Taking reference from the paper PubMed 200k RCT: a Dataset for Sequential Sentence Classification in Medical Abstracts which presented dataset PubMed 200k RCT consisting of ~200,000 labelled data for Randomized Controlled Trial (RCT) abstracts from different medical papers. Using similar model architecture from the paper Neural Networks for Joint Sentence Classification in Medical Paper Abstracts. Making use of PubMed 20k RCT dataset to train the model and able to achieve ~88% accuracy on unseen test data. The dataset can be found at pubmed-rct
The flask application takes as the input RCT abstract text and uses the model to predict one of the 5 categories {"Background", "Methods", "Objective", "Results", "Conclusions"} for each sentence in the abstract, it is then presented in neat, easy to read format.

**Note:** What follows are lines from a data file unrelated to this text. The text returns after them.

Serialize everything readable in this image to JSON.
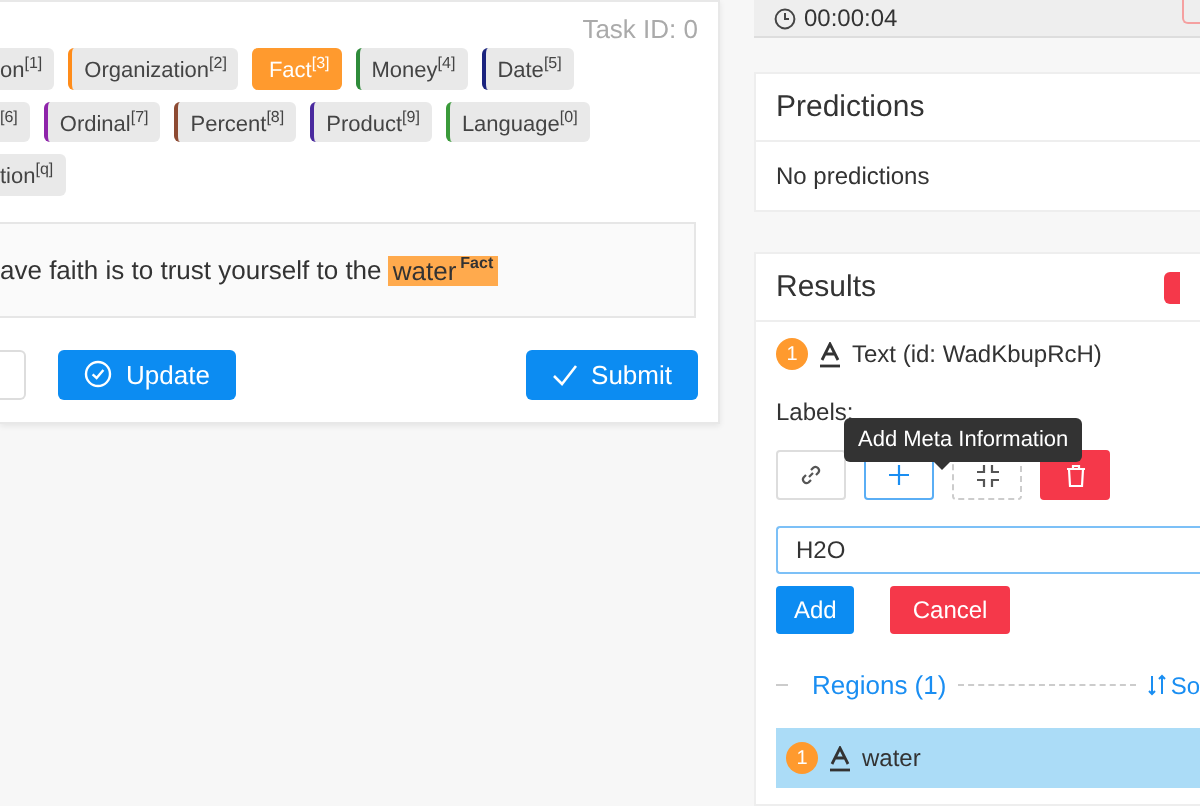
{
  "task": {
    "task_id": "Task ID: 0"
  },
  "label_rows": [
    [
      {
        "text": "on",
        "hotkey": "[1]",
        "selected": false
      },
      {
        "text": "Organization",
        "hotkey": "[2]",
        "color": "#ff8c1a",
        "selected": false
      },
      {
        "text": "Fact",
        "hotkey": "[3]",
        "color": "#ff9a2e",
        "selected": true
      },
      {
        "text": "Money",
        "hotkey": "[4]",
        "color": "#2e8b3a",
        "selected": false
      },
      {
        "text": "Date",
        "hotkey": "[5]",
        "color": "#1a237e",
        "selected": false
      }
    ],
    [
      {
        "text": "",
        "hotkey": "[6]",
        "selected": false
      },
      {
        "text": "Ordinal",
        "hotkey": "[7]",
        "color": "#8e24aa",
        "selected": false
      },
      {
        "text": "Percent",
        "hotkey": "[8]",
        "color": "#8d4a32",
        "selected": false
      },
      {
        "text": "Product",
        "hotkey": "[9]",
        "color": "#4a2a9e",
        "selected": false
      },
      {
        "text": "Language",
        "hotkey": "[0]",
        "color": "#3a9a3a",
        "selected": false
      }
    ],
    [
      {
        "text": "tion",
        "hotkey": "[q]",
        "selected": false
      }
    ]
  ],
  "sentence": {
    "before": "ave faith is to trust yourself to the ",
    "highlight": "water",
    "highlight_label": "Fact"
  },
  "buttons": {
    "update": "Update",
    "submit": "Submit"
  },
  "timer": "00:00:04",
  "predictions": {
    "title": "Predictions",
    "empty": "No predictions"
  },
  "results": {
    "title": "Results",
    "entity_number": "1",
    "entity": "Text (id: WadKbupRcH)",
    "labels_caption": "Labels:",
    "tooltip": "Add Meta Information",
    "meta_input": "H2O",
    "add": "Add",
    "cancel": "Cancel",
    "regions_title": "Regions (1)",
    "sort": "So",
    "regions": [
      {
        "number": "1",
        "text": "water",
        "selected": true
      }
    ]
  }
}
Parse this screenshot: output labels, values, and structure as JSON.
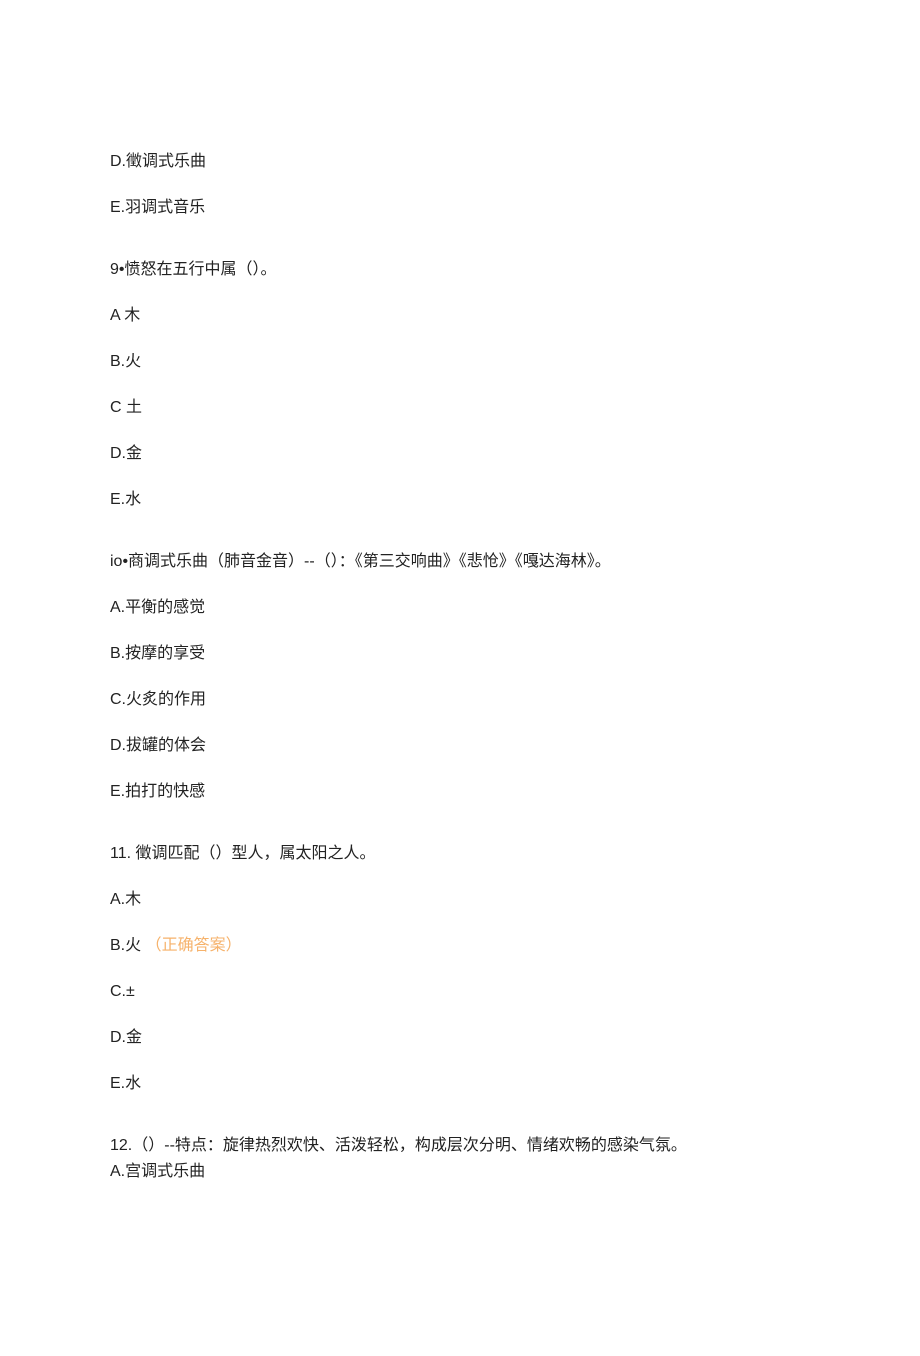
{
  "prev_tail": {
    "option_d": "D.徵调式乐曲",
    "option_e": "E.羽调式音乐"
  },
  "q9": {
    "stem": "9•愤怒在五行中属（）。",
    "a": "A 木",
    "b": "B.火",
    "c": "C 土",
    "d": "D.金",
    "e": "E.水"
  },
  "q10": {
    "stem": "io•商调式乐曲（肺音金音）--（）：《第三交响曲》《悲怆》《嘎达海林》。",
    "a": "A.平衡的感觉",
    "b": "B.按摩的享受",
    "c": "C.火炙的作用",
    "d": "D.拔罐的体会",
    "e": "E.拍打的快感"
  },
  "q11": {
    "stem": "11. 徵调匹配（）型人，属太阳之人。",
    "a": "A.木",
    "b_prefix": "B.火",
    "b_correct": "（正确答案）",
    "c": "C.±",
    "d": "D.金",
    "e": "E.水"
  },
  "q12": {
    "stem": "12.（）--特点：旋律热烈欢快、活泼轻松，构成层次分明、情绪欢畅的感染气氛。",
    "a": "A.宫调式乐曲"
  }
}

Create new environment for the application using Anaconda at the root project folder and install the required packages for python
$ conda create -p venv python==3.7 -y
$ conda activate ./venv
$ pip install -r requirements.txt
Use the following command to run the Flask server on localhost
python ./src/app.py
Open the following URL in the browser of your choice
http://localhost:{port}/
Using character embeddings, word embeddings and line number the text appears on relative to the entire abstract as 4 inputs to the model.
Flask application opened in browser where we can insert RCT abstract.

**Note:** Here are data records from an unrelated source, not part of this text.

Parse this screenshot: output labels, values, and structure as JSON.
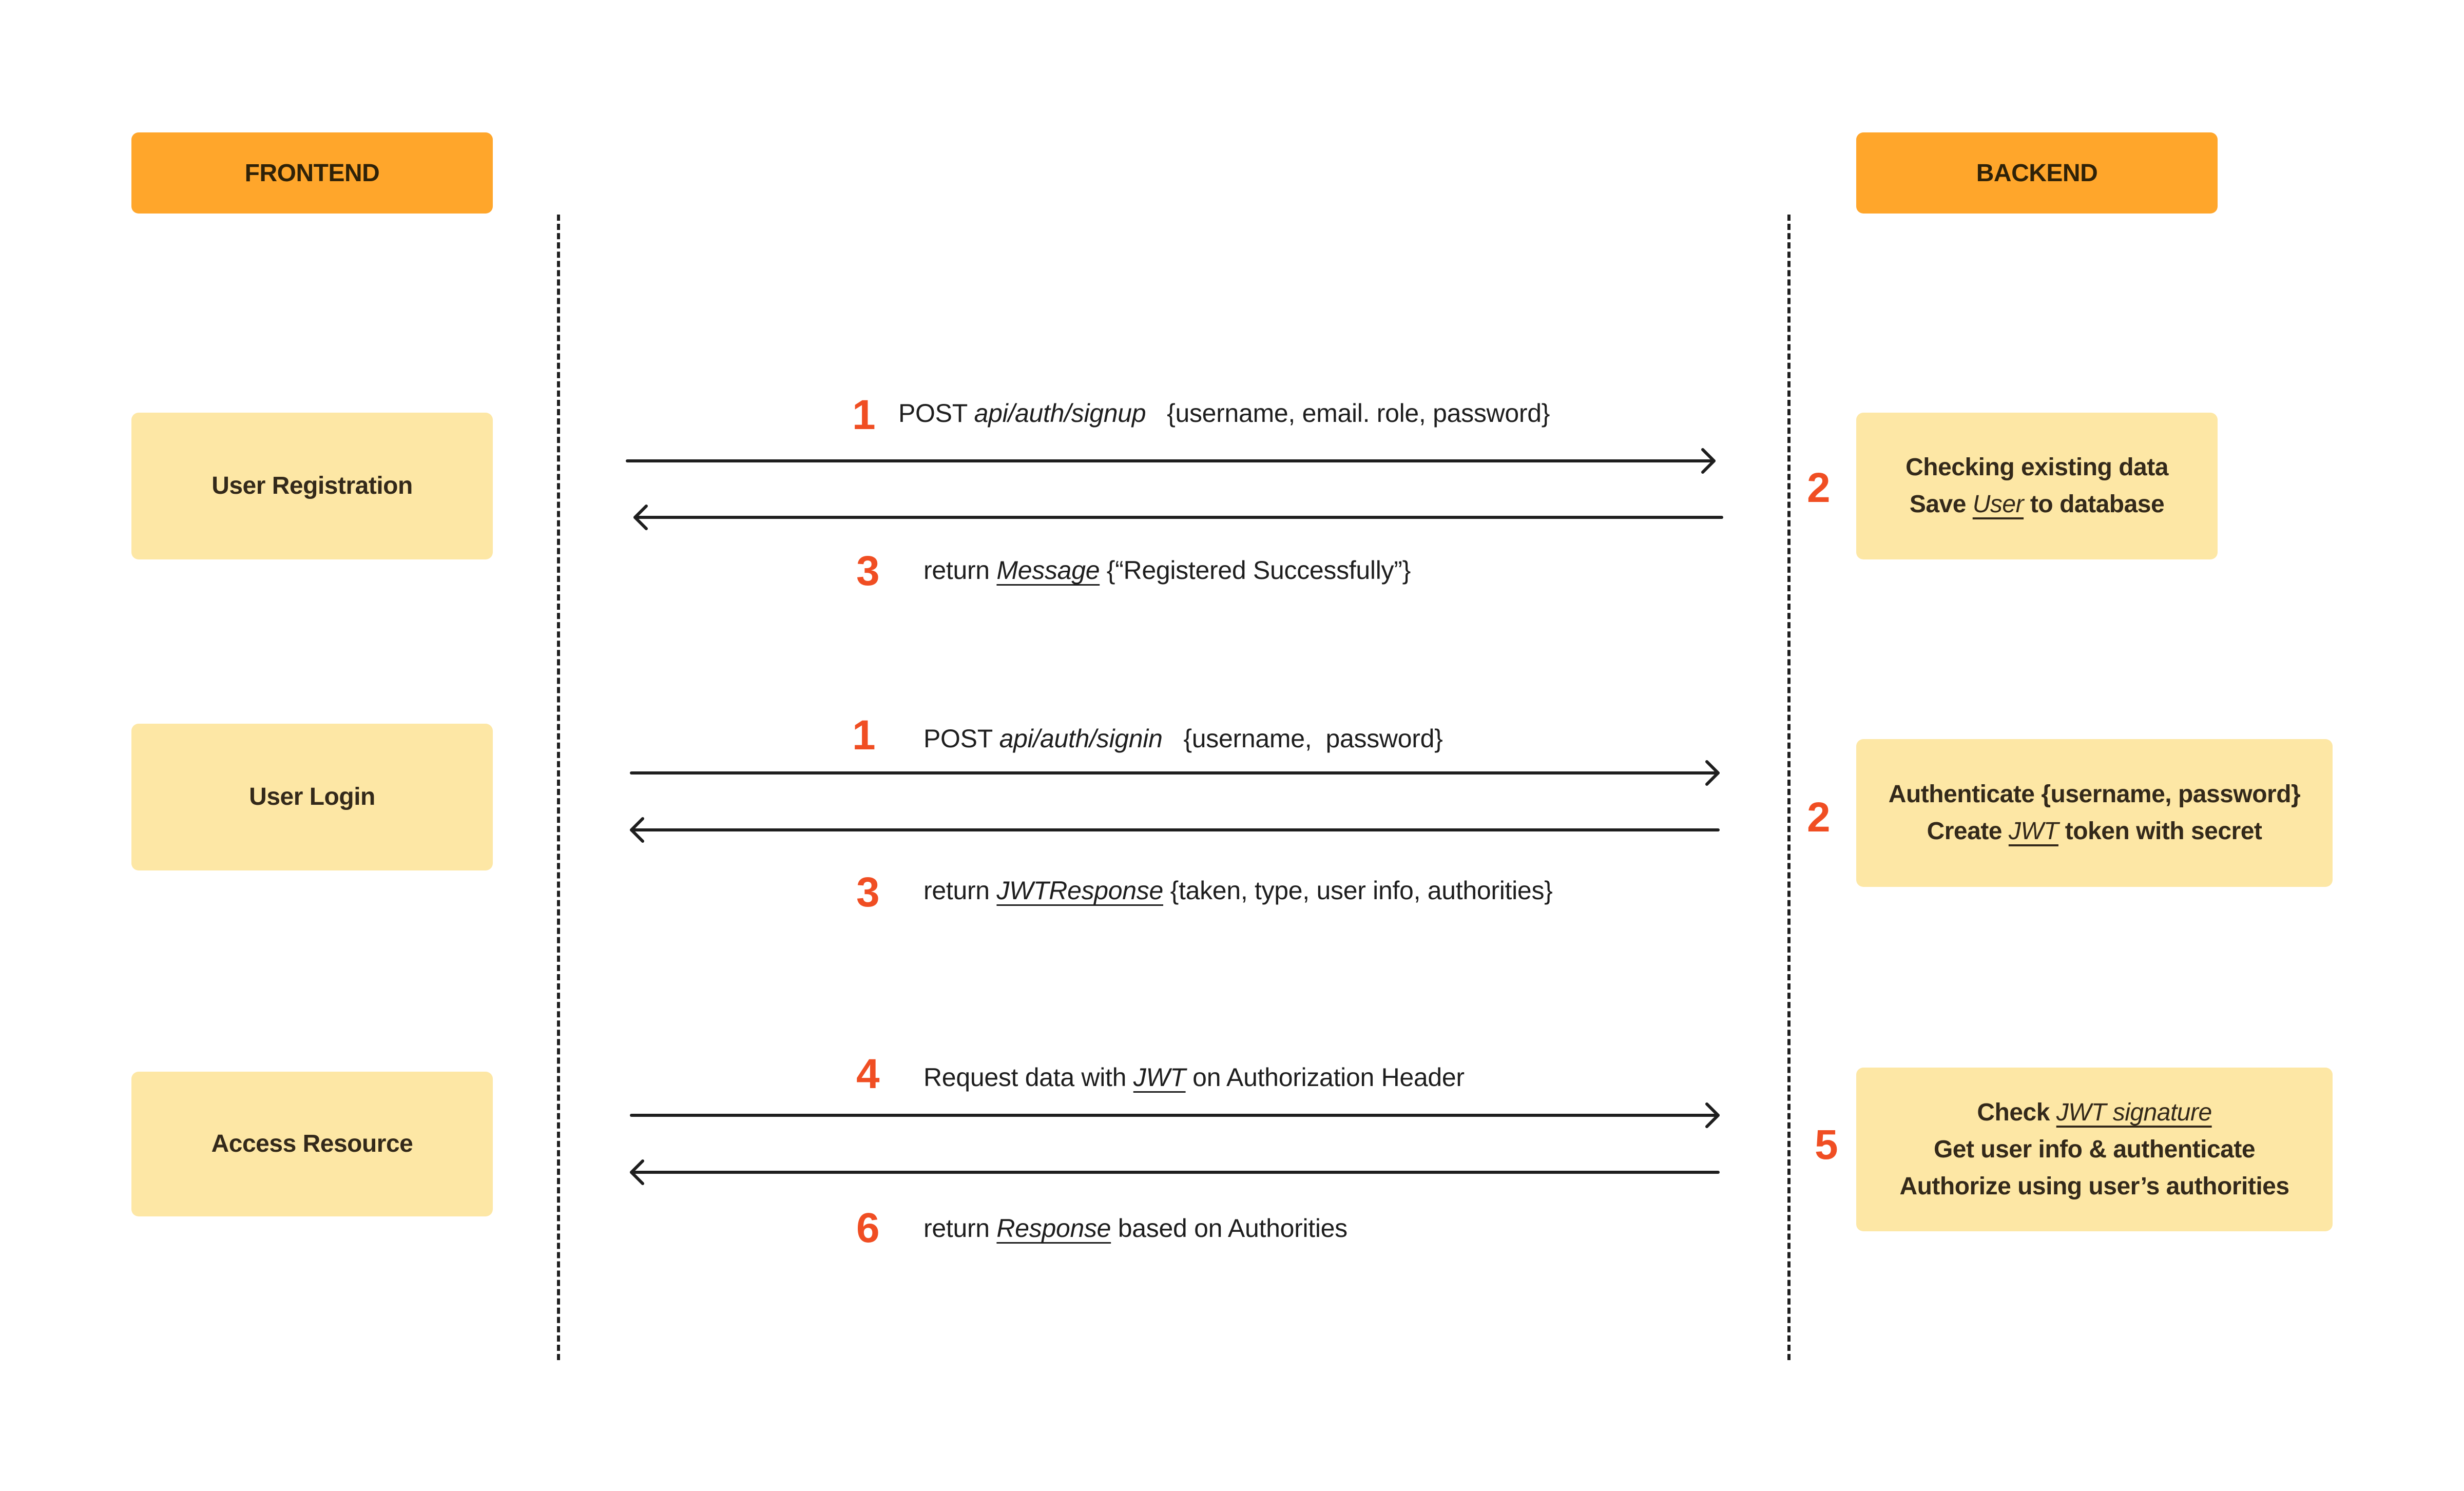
{
  "headers": {
    "frontend": "FRONTEND",
    "backend": "BACKEND"
  },
  "colors": {
    "header": "#ffa62b",
    "step_box": "#fde7a5",
    "step_number": "#f04e23",
    "line": "#1e1e1e"
  },
  "flows": [
    {
      "frontend_label": "User Registration",
      "request": {
        "step": "1",
        "prefix": "POST ",
        "path": "api/auth/signup",
        "suffix": "   {username, email. role, password}"
      },
      "backend": {
        "step": "2",
        "lines": [
          {
            "pre": "Checking existing data",
            "em": "",
            "post": ""
          },
          {
            "pre": "Save ",
            "em": "User",
            "post": " to database"
          }
        ]
      },
      "response": {
        "step": "3",
        "prefix": "return ",
        "em": "Message",
        "suffix": " {“Registered Successfully”}"
      }
    },
    {
      "frontend_label": "User Login",
      "request": {
        "step": "1",
        "prefix": "POST ",
        "path": "api/auth/signin",
        "suffix": "   {username,  password}"
      },
      "backend": {
        "step": "2",
        "lines": [
          {
            "pre": "Authenticate {username, password}",
            "em": "",
            "post": ""
          },
          {
            "pre": "Create ",
            "em": "JWT",
            "post": " token with secret"
          }
        ]
      },
      "response": {
        "step": "3",
        "prefix": "return ",
        "em": "JWTResponse",
        "suffix": " {taken, type, user info, authorities}"
      }
    },
    {
      "frontend_label": "Access Resource",
      "request": {
        "step": "4",
        "prefix": "Request data with ",
        "em": "JWT",
        "suffix": " on Authorization Header"
      },
      "backend": {
        "step": "5",
        "lines": [
          {
            "pre": "Check ",
            "em": "JWT signature",
            "post": ""
          },
          {
            "pre": "Get user info & authenticate",
            "em": "",
            "post": ""
          },
          {
            "pre": "Authorize using user’s authorities",
            "em": "",
            "post": ""
          }
        ]
      },
      "response": {
        "step": "6",
        "prefix": "return ",
        "em": "Response",
        "suffix": " based on Authorities"
      }
    }
  ]
}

Insert abstract on the left hand side text area and click on "Beautify" button to get categorized easy to read text on the right hand side.

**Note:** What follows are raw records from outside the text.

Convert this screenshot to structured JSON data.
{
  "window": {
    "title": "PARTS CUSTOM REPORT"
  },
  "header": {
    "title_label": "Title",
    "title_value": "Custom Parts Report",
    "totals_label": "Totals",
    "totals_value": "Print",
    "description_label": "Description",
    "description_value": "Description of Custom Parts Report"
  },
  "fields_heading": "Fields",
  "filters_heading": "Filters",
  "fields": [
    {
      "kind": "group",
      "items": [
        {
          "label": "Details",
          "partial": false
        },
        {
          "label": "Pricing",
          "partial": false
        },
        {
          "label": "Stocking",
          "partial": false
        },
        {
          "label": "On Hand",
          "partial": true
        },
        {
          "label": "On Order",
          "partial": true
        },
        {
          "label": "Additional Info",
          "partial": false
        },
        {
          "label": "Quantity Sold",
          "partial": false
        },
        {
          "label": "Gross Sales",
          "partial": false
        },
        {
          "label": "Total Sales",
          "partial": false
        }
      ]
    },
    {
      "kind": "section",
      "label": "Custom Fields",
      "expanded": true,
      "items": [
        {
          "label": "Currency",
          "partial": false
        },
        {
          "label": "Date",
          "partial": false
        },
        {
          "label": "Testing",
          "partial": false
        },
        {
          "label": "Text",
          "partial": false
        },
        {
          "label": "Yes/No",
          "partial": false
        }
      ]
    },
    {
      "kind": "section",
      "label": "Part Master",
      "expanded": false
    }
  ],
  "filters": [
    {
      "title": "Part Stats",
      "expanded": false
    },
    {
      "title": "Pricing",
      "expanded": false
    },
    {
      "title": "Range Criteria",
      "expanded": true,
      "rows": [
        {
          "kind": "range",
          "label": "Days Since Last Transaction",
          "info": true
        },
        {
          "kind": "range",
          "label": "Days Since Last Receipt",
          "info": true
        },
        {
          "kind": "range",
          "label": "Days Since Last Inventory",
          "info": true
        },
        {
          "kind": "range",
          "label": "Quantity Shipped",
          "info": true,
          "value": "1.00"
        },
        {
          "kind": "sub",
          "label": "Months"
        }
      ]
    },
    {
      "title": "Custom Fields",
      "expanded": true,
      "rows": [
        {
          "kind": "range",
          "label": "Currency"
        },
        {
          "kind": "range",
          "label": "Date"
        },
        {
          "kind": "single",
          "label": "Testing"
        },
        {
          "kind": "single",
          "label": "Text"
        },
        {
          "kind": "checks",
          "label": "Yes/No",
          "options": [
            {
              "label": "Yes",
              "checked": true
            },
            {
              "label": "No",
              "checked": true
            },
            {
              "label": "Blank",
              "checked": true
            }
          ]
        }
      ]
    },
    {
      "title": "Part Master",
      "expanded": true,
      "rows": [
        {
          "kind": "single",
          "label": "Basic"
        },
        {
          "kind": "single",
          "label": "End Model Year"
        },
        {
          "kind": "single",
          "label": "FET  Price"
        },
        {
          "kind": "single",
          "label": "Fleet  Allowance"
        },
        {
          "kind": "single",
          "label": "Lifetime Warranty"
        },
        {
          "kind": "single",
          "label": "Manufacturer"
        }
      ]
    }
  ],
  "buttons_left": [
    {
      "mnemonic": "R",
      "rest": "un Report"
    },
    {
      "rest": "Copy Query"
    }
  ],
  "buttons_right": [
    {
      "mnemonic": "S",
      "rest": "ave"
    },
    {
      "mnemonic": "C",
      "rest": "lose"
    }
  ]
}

The experimental colab notebook is present at
./src/experiment/SkimRCT.ipynb
.
The model is trained on PubMed 20k, more data can be used to better train the model with PubMed 200k. The data collection from different papers other than just RCTs can also help expand the scope and generalize the model.
The flask app can be hosted on any cloud platform or can be containerized. Can deploy the app as backend and use a separate Angular or React frontend for better user experience.